Tidak ada yang berubah. Semua penonton terheran-heran, begitupun pria besar itu. Keringat dingin mengalir cepat di leherku. Aku masih menunggu, tapi ia tidak juga berubah.
Merasa ada yang tidak beres, segera aku ulangi mantera yang sama, dengan gerakan yang sama pula. Dan ketika aku menunjuknya dengan sebatang kayu, ia belum juga berubah.
“Apa-apaan ini!” Pria besar itu murka, berdiri dan mematahkan kayu yang ada di hadapannya.
Aku ketakutan luar biasa, lalu sekejap mata, tiba-tiba petir menyambar pria besar itu dan mengeluarkan suara yang memekakkan telinga. Duaarr!
Aku, dia dan semua penonton menutup mata dan telinga.
Kini pria besar itu hilang, dan hanya tinggal sebuah ikan mas yang megap-megap membutuhkan air. Semua penonton menganga tidak percaya.
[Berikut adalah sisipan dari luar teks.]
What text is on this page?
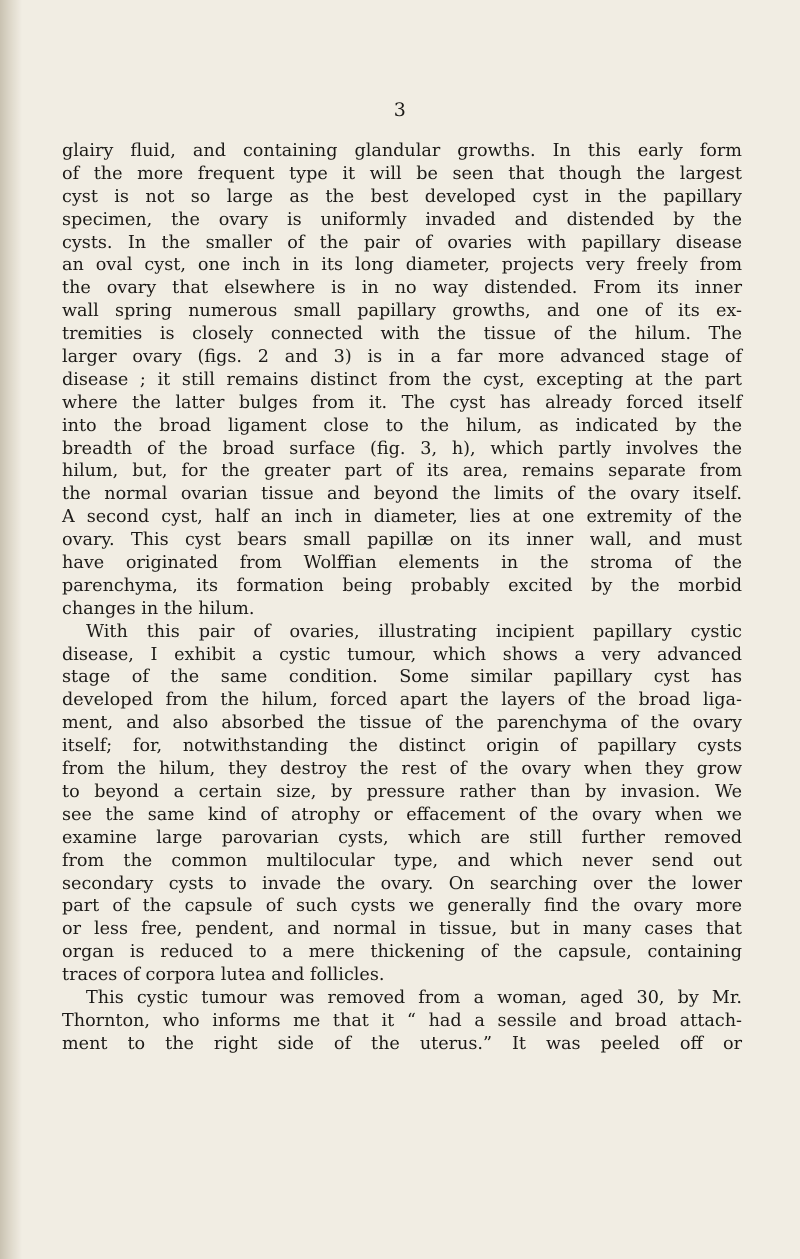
3
glairy fluid, and containing glandular growths. In this early form
of the more frequent type it will be seen that though the largest
cyst is not so large as the best developed cyst in the papillary
specimen, the ovary is uniformly invaded and distended by the
cysts. In the smaller of the pair of ovaries with papillary disease
an oval cyst, one inch in its long diameter, projects very freely from
the ovary that elsewhere is in no way distended. From its inner
wall spring numerous small papillary growths, and one of its ex-
tremities is closely connected with the tissue of the hilum. The
larger ovary (figs. 2 and 3) is in a far more advanced stage of
disease ; it still remains distinct from the cyst, excepting at the part
where the latter bulges from it. The cyst has already forced itself
into the broad ligament close to the hilum, as indicated by the
breadth of the broad surface (fig. 3, h), which partly involves the
hilum, but, for the greater part of its area, remains separate from
the normal ovarian tissue and beyond the limits of the ovary itself.
A second cyst, half an inch in diameter, lies at one extremity of the
ovary. This cyst bears small papillæ on its inner wall, and must
have originated from Wolffian elements in the stroma of the
parenchyma, its formation being probably excited by the morbid
changes in the hilum.
With this pair of ovaries, illustrating incipient papillary cystic
disease, I exhibit a cystic tumour, which shows a very advanced
stage of the same condition. Some similar papillary cyst has
developed from the hilum, forced apart the layers of the broad liga-
ment, and also absorbed the tissue of the parenchyma of the ovary
itself; for, notwithstanding the distinct origin of papillary cysts
from the hilum, they destroy the rest of the ovary when they grow
to beyond a certain size, by pressure rather than by invasion. We
see the same kind of atrophy or effacement of the ovary when we
examine large parovarian cysts, which are still further removed
from the common multilocular type, and which never send out
secondary cysts to invade the ovary. On searching over the lower
part of the capsule of such cysts we generally find the ovary more
or less free, pendent, and normal in tissue, but in many cases that
organ is reduced to a mere thickening of the capsule, containing
traces of corpora lutea and follicles.
This cystic tumour was removed from a woman, aged 30, by Mr.
Thornton, who informs me that it “ had a sessile and broad attach-
ment to the right side of the uterus.” It was peeled off or
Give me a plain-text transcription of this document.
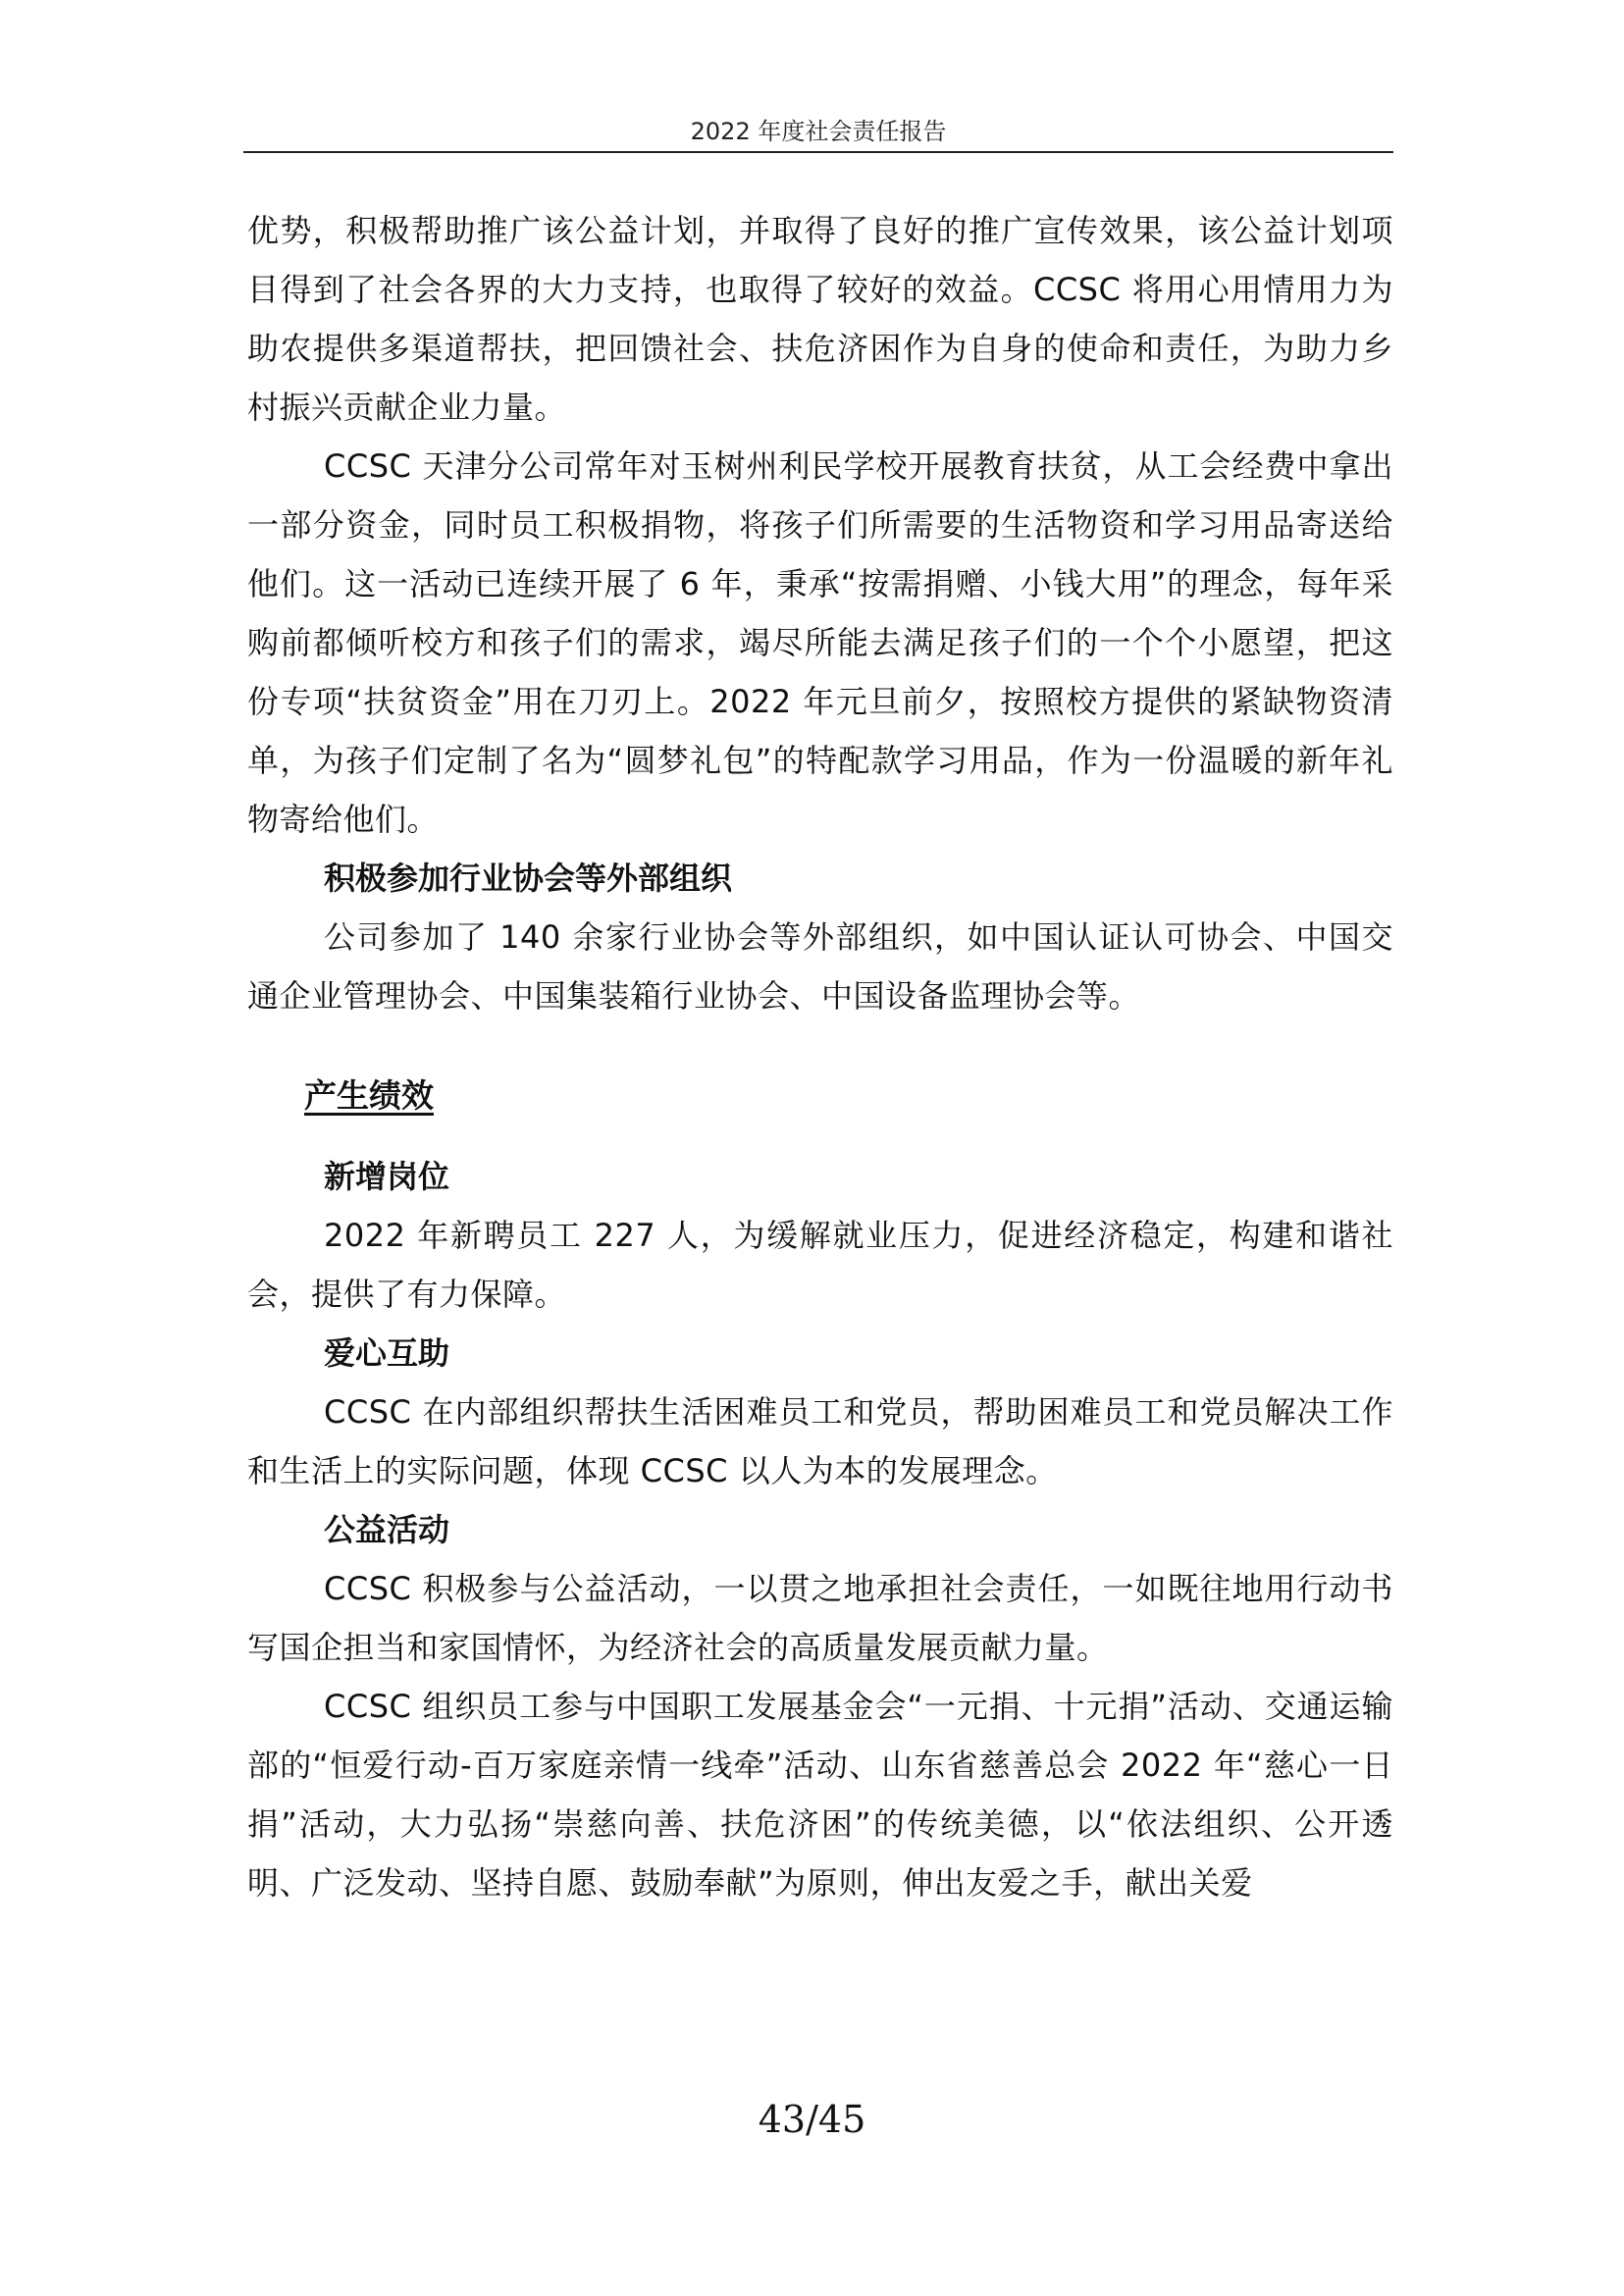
2022 年度社会责任报告

优势，积极帮助推广该公益计划，并取得了良好的推广宣传效果，该公益计划项目得到了社会各界的大力支持，也取得了较好的效益。CCSC 将用心用情用力为助农提供多渠道帮扶，把回馈社会、扶危济困作为自身的使命和责任，为助力乡村振兴贡献企业力量。

CCSC 天津分公司常年对玉树州利民学校开展教育扶贫，从工会经费中拿出一部分资金，同时员工积极捐物，将孩子们所需要的生活物资和学习用品寄送给他们。这一活动已连续开展了 6 年，秉承“按需捐赠、小钱大用”的理念，每年采购前都倾听校方和孩子们的需求，竭尽所能去满足孩子们的一个个小愿望，把这份专项“扶贫资金”用在刀刃上。2022 年元旦前夕，按照校方提供的紧缺物资清单，为孩子们定制了名为“圆梦礼包”的特配款学习用品，作为一份温暖的新年礼物寄给他们。

积极参加行业协会等外部组织

公司参加了 140 余家行业协会等外部组织，如中国认证认可协会、中国交通企业管理协会、中国集装箱行业协会、中国设备监理协会等。

产生绩效

新增岗位

2022 年新聘员工 227 人，为缓解就业压力，促进经济稳定，构建和谐社会，提供了有力保障。

爱心互助

CCSC 在内部组织帮扶生活困难员工和党员，帮助困难员工和党员解决工作和生活上的实际问题，体现 CCSC 以人为本的发展理念。

公益活动

CCSC 积极参与公益活动，一以贯之地承担社会责任，一如既往地用行动书写国企担当和家国情怀，为经济社会的高质量发展贡献力量。

CCSC 组织员工参与中国职工发展基金会“一元捐、十元捐”活动、交通运输部的“恒爱行动-百万家庭亲情一线牵”活动、山东省慈善总会 2022 年“慈心一日捐”活动，大力弘扬“崇慈向善、扶危济困”的传统美德，以“依法组织、公开透明、广泛发动、坚持自愿、鼓励奉献”为原则，伸出友爱之手，献出关爱

43/45
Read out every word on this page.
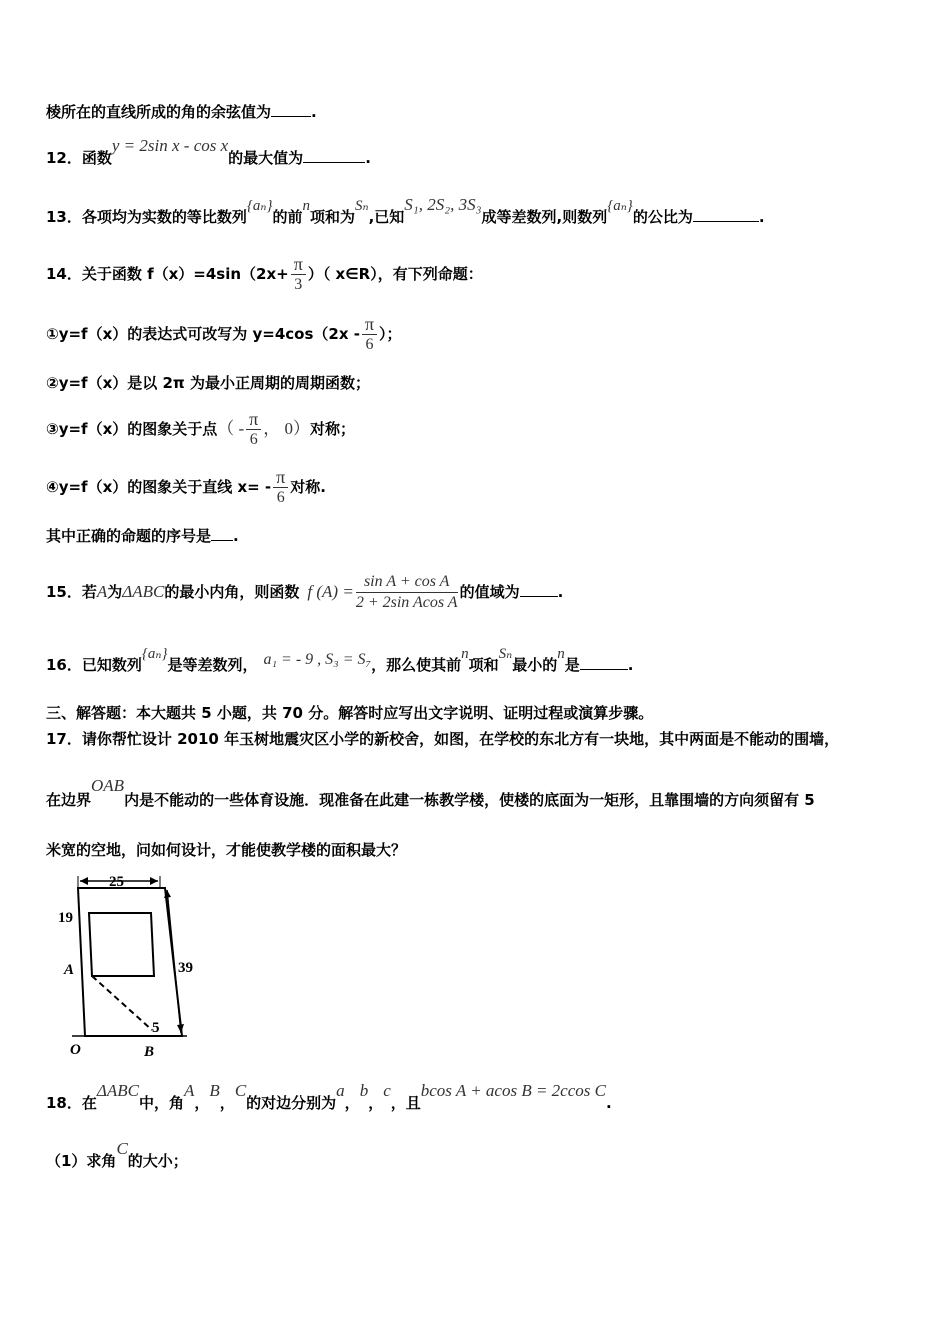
棱所在的直线所成的角的余弦值为	.
12．函数y = 2sin x - cos x的最大值为	.
13．各项均为实数的等比数列{aₙ}的前n项和为Sₙ,已知S₁, 2S₂, 3S₃成等差数列,则数列{aₙ}的公比为	.
14．关于函数 $f(x)=4\sin(2x+ \frac{\pi}{3}$ ）（ x∈R），有下列命题：
①y=f（x）的表达式可改写为 $y=4\cos(2x - \frac{\pi}{6}$ ）；
②y=f（x）是以 2π 为最小正周期的周期函数；
③y=f（x）的图象关于点（ - $\frac{\pi}{6}$ ， 0）对称；
④y=f（x）的图象关于直线 $x= - \frac{\pi}{6}$ 对称.
其中正确的命题的序号是 .
15．若A为ΔABC的最小内角，则函数 f $(A) = \frac{\text{sin A + cos A}}{\text{2 + 2sin Acos A}}$ 的值域为	.
16．已知数列{aₙ}是等差数列， a₁ = - 9 , S₃ = S₇，那么使其前n项和Sₙ最小的n是	.
三、解答题：本大题共 5 小题，共 70 分。解答时应写出文字说明、证明过程或演算步骤。
17．请你帮忙设计 2010 年玉树地震灾区小学的新校舍，如图，在学校的东北方有一块地，其中两面是不能动的围墙，
在边界OAB内是不能动的一些体育设施．现准备在此建一栋教学楼，使楼的底面为一矩形，且靠围墙的方向须留有 5
米宽的空地，问如何设计，才能使教学楼的面积最大？
25
19
39
A
5
O	B
18．在ΔABC中，角A，B，C的对边分别为a，b，c，且bcos A + acos B = 2ccos C.
（1）求角C的大小；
Hingga ikan itupun berhenti bergerak dan mati.
Salah satu dari penonton itu pun berteriak, “Paduka yang mulia mati! Jumawi membunuhnya! Tangkap Jumawi! Bunuh dia!”
Segera semua penonton berlari ke arahku. Aku terdiam pasrah, dan jantungku sepertinya telah menyusut kuat. Mungkin di sinilah akhir takdirku. Wajah kuhadapkan ke langit,  semacam berterima kasih kepada Tuhan karena mengizinkanku hidup lebih baik daripada mereka yang sejenisku. Karena aku adalah seekor kera yang tidak akan pernah bisa menjadi manusia.
Karya Aslan Saputra
Tulisan ini dimuat di tribunnews.com
link: http://aceh.tribunnews.com/2014/08/24/jumawi

No comments:

Tinggalkan Pesanmu Di Sini ^^

Powered by Blogger.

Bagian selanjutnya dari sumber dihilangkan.